Al Naomi, senior project manager
in the Corps' New Orleans District, says, "The [project's]
design was not adequate for a storm of this nature."
He adds that to cover a Category 5 storm, work on storm protection
improvements would have had to start 20 or 25 years ago.
The levee breaches occurred in
areas that were "in excellent condition" before
the storm and were inspected, said Naomi. He said there was
nothing the Corps could have done involving the completed
floodwalls that could have prevented the breaches.
Another question concerned the
allocation of national resources during a war. The war in
Iraq has not had an impact on the Corps budget, said Strock.
According to his analysis, Corps funding "has been fairly
stable" since the early 1990s and the Corps has spent
more than $300 million since 2002 on storm protection in the
New Orleans area. "We were just caught by a storm of
an intensity which exceeded the design of the [flood protection]
project we have in place," he said.
Some Corps contracts in the area
had been delayed, but Naomi says those contracts were not
in the sections of the levees that failed.
Since the 1930s, Louisiana has
lost more than 1.2 million acres of wetlands, which act as
a natural buffer against storms. But Strock contends that
wetlands losses "did not have a significant impact"
in the case of Katrina. He says that most of the losses of
wetlands and barrier islands were south and west of the city,
and not in Katrina's path.
Asked about the cost of the initial
repairs and the longer-term work, Strock said, "We're
doing everything humanly possible to stop the flow of water
and it's going to cost what it's going to cost."

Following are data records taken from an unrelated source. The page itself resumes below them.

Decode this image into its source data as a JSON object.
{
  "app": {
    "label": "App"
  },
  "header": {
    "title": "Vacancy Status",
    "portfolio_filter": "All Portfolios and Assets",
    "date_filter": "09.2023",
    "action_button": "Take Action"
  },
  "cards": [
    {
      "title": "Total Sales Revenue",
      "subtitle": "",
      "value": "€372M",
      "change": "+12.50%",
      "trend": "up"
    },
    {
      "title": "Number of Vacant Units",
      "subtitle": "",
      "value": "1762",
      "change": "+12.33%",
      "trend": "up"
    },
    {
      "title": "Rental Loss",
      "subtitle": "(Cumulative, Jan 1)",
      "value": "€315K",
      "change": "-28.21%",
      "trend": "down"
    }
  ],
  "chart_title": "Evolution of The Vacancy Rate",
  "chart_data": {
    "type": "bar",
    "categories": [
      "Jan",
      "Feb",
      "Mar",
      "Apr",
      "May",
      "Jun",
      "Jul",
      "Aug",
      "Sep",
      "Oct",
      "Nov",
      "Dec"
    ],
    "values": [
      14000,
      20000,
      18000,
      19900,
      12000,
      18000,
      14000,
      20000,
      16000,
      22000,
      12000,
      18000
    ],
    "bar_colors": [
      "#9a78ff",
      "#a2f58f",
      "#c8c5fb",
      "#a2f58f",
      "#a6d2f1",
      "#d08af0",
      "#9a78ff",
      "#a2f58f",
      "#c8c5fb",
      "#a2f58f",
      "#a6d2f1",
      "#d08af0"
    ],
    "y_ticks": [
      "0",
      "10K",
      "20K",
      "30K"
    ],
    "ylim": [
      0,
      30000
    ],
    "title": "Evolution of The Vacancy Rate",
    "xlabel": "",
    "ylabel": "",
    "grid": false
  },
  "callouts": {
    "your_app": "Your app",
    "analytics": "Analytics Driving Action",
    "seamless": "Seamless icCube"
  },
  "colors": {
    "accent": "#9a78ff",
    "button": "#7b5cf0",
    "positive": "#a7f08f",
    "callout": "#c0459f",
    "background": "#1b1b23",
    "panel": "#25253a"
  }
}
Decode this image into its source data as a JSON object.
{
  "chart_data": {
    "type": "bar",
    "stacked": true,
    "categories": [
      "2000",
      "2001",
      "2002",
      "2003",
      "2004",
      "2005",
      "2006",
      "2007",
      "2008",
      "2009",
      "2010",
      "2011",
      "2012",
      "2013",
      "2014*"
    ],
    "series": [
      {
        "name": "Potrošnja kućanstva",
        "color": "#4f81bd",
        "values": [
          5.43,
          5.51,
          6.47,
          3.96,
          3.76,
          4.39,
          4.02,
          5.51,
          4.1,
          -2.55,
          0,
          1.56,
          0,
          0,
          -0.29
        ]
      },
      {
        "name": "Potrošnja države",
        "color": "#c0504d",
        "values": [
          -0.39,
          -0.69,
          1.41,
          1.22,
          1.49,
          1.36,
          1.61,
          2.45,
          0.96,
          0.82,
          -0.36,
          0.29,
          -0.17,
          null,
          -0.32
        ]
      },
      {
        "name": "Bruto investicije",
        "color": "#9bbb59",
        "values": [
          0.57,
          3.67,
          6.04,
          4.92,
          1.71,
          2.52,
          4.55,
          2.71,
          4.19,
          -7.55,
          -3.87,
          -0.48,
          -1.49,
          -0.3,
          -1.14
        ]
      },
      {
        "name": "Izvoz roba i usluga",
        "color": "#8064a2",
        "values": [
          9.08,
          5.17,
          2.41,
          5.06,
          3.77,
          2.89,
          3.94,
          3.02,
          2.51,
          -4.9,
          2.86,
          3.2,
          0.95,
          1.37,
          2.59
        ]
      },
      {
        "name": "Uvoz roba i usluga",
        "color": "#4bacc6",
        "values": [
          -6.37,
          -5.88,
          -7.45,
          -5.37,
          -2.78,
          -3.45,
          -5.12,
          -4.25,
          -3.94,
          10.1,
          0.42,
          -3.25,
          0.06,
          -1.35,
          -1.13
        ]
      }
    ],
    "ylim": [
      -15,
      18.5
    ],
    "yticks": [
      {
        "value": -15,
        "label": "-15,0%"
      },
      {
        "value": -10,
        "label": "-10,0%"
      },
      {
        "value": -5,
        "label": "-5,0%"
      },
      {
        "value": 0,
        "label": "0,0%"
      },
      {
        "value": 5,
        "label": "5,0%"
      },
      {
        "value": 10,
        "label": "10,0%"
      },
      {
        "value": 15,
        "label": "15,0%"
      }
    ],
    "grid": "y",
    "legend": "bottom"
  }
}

Walter Baumy, chief of engineering
in the New Orleans District, says that a contract is under
way at the breached 17th Street Canal, where the Corps plans
to drive sheet piles to close the canal where it meets Lake
Pontchartrain. He says the first sheet pile has been driven
and he hopes that the canal will be closed sometime Sept.
1.
At the London Ave. Canal, which
parallels the 17th Street Canal, Baumy says the Corps is working
with contractors to get material to the site to fill in the
gap. "Once we seal those two places," he says, "we
should stop water going into the city."
After that, the next task will
be to pump out the remaining water that has covered large
parts of New Orleans. Baumy says the Corps is working with
the New Orleans Sewerage and Water Board to identify pumping
stations to get into service quickly, then to get those stations
dry and ready to pump. "We need to give them a dry place
to work, " Baumy said, but didn't estimate how long the
de-watering would take.
Strock says that as Lake Pontchartrain's
level recedes, the water flows should stabilize--and should
be nearly at that point now--and then become reversed.